Under the Patriot Act, the attorney general was granted the power to 'certify' illegal immigrants based on the grounds that they pose a threat to national security. Once an illegal immigrant is certified they must be taken into custody and face mandatory detention which will result in a criminal charge or release.
In China the immigration laws are very strict. A new and harsher immigration law was introduced in July 2013. For the first time, the law would detain foreigners between five and 15 days if they were caught residing or working illegally in mainland China. Illegal migrants would also be fined 5,000 yuan (about Rs 48,000) to 20,000 yuan (about Rs 192,000) and face deportation. Their employers would be fined up to 100,000 yuan (about Rs 958,000) per individual illegal employee.
Even predominantly Muslim countries like Malaysia and Saudi Arabia have in the recent past thrown out illegal immigrants, most of whom are their co-religionists coming from countries like Pakistan, Bangladesh and India.
In the light of this global scenario on infiltrations for economic gain what Modi said in his speeches in Assam and West Bengal recently was perfectly legitimate. Intellectual dishonesty marks the discourse in our country. Modi was equated with certain ultra-right parties in Europe for arguing that infiltrators cause economic hardships to the locals whereas the world over immigrant laws prohibit illegal migration precisely for the same reason, besides, of course, the security concerns.
In a landmark judgement on July 12, 2005, the Supreme Court, while ordering for the repeal of the controversial Illegal Migrants (Determination by Tribunal) Act in Assam, had made several pertinent observations regarding the Bangladeshi infiltrators.

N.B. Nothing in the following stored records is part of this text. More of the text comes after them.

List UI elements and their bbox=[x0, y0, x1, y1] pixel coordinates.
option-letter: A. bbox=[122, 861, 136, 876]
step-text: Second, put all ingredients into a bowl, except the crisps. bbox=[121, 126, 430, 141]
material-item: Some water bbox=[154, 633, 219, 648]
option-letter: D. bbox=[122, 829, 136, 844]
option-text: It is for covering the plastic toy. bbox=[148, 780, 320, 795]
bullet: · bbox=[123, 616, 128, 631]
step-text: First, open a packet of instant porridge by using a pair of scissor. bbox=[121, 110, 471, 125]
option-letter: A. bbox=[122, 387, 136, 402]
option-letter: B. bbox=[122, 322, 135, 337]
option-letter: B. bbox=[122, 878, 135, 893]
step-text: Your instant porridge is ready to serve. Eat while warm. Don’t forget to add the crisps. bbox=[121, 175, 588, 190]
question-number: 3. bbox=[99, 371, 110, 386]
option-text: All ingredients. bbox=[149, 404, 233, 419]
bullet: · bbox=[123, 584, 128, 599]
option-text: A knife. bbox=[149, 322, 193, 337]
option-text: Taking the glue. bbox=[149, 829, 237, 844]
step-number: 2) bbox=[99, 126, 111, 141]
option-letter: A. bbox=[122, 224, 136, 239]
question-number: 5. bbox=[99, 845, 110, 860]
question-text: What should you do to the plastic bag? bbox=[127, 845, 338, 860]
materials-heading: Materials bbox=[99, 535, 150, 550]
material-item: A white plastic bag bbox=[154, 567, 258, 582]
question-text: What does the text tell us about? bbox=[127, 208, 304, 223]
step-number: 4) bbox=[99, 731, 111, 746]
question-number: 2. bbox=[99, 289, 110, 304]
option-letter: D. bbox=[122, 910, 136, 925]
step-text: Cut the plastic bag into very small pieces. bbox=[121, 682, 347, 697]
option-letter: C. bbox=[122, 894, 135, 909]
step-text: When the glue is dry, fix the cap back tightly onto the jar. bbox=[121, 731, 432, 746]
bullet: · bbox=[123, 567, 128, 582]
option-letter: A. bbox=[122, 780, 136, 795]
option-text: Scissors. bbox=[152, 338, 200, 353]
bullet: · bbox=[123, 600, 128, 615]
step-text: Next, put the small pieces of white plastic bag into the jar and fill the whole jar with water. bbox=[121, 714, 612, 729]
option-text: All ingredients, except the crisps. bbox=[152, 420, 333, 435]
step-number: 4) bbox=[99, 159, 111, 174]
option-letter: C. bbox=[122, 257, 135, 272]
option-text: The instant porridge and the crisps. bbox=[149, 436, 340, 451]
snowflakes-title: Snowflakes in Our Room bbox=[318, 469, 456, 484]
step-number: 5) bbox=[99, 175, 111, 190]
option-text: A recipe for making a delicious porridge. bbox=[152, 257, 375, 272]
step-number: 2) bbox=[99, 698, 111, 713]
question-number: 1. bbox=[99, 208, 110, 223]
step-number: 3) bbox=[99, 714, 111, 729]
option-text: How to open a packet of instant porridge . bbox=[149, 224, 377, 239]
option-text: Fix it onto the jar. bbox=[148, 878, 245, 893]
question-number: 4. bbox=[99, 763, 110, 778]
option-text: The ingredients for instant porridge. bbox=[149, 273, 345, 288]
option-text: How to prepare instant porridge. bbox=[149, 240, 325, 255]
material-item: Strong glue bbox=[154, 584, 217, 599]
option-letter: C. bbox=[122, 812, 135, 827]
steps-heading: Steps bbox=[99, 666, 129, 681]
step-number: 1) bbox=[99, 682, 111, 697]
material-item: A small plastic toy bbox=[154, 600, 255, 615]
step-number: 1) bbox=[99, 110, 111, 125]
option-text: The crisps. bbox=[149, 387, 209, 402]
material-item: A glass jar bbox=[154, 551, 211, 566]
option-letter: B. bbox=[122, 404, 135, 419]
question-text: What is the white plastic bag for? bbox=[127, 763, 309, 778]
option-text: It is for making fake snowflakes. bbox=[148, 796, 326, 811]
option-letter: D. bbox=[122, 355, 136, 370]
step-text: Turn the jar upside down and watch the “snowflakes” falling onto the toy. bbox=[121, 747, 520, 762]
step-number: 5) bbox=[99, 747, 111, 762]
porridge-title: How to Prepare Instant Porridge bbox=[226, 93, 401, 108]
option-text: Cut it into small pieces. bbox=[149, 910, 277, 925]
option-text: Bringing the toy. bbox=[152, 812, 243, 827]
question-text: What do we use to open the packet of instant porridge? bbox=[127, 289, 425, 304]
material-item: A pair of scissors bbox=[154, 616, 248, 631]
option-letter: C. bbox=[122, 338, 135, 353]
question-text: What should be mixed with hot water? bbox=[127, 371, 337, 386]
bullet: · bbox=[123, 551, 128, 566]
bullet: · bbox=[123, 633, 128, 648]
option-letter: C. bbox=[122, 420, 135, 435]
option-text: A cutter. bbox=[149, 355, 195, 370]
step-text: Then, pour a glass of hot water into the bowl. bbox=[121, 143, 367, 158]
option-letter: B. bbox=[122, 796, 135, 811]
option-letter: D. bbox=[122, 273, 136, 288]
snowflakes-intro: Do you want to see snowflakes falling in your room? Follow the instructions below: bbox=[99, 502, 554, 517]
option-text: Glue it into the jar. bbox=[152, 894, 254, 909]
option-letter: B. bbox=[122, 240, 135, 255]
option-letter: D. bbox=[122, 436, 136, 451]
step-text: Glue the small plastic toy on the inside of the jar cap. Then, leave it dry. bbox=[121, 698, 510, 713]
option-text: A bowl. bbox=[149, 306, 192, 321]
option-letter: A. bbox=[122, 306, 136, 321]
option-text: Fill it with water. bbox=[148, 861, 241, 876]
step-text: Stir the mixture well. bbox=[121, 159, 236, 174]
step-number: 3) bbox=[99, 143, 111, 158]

'The influx of Bangladeshi nationals who have illegally migrated into Assam pose a threat to the integrity and security of north-eastern region. Their presence has changed the demographic character of that region and the local people of Assam have been reduced to a status of minority in certain districts,' the court observed. It also added that 'the foremost duty of the central government (is) to protect its borders and prevent trespass by foreign nationals.'
Also on the issue of the deportation of these infiltrators, the court was categorical. 'The Bangladeshi nationals who have illegally crossed the border and have trespassed into Assam or are living in other parts of the country have no legal right of any kind to remain in India and they are liable to be deported,' the learned judges stated.
Modi too was perhaps suggesting the same. It is dubious to caricature it as 'inhuman' or 'against the minority community'. His reference to Hindus as 'persecuted asylum-seekers' is based on the historical experience with both Bangladesh and Pakistan. Of course, India has always been a safe haven for all sorts of persecuted people, be it the Jews or the Parsis or the Tibetan and Burmese Buddhists. Wu Nu, the Burmese general, lived in India in exile for several decades. The Dalai Lama and his people have been here for more than five decades.
Even persecuted liberals like Nasreen found safe asylum in India. It may not be out of place to mention here that the very same people who are attacking Modi for differentiating between the infiltrators and asylum-seekers were the ones who had thrown out Nasreen from Kolkata and never championed the cause of her human rights.
Image: Bangladesh residents watch as Indian officials prepare to build a fence on the border in Tripura in 2006. Photograph: Jayanta Dey/Reuters
Ram Madhav is a member, central executive, Rashtriya Swayamsevak Sangh.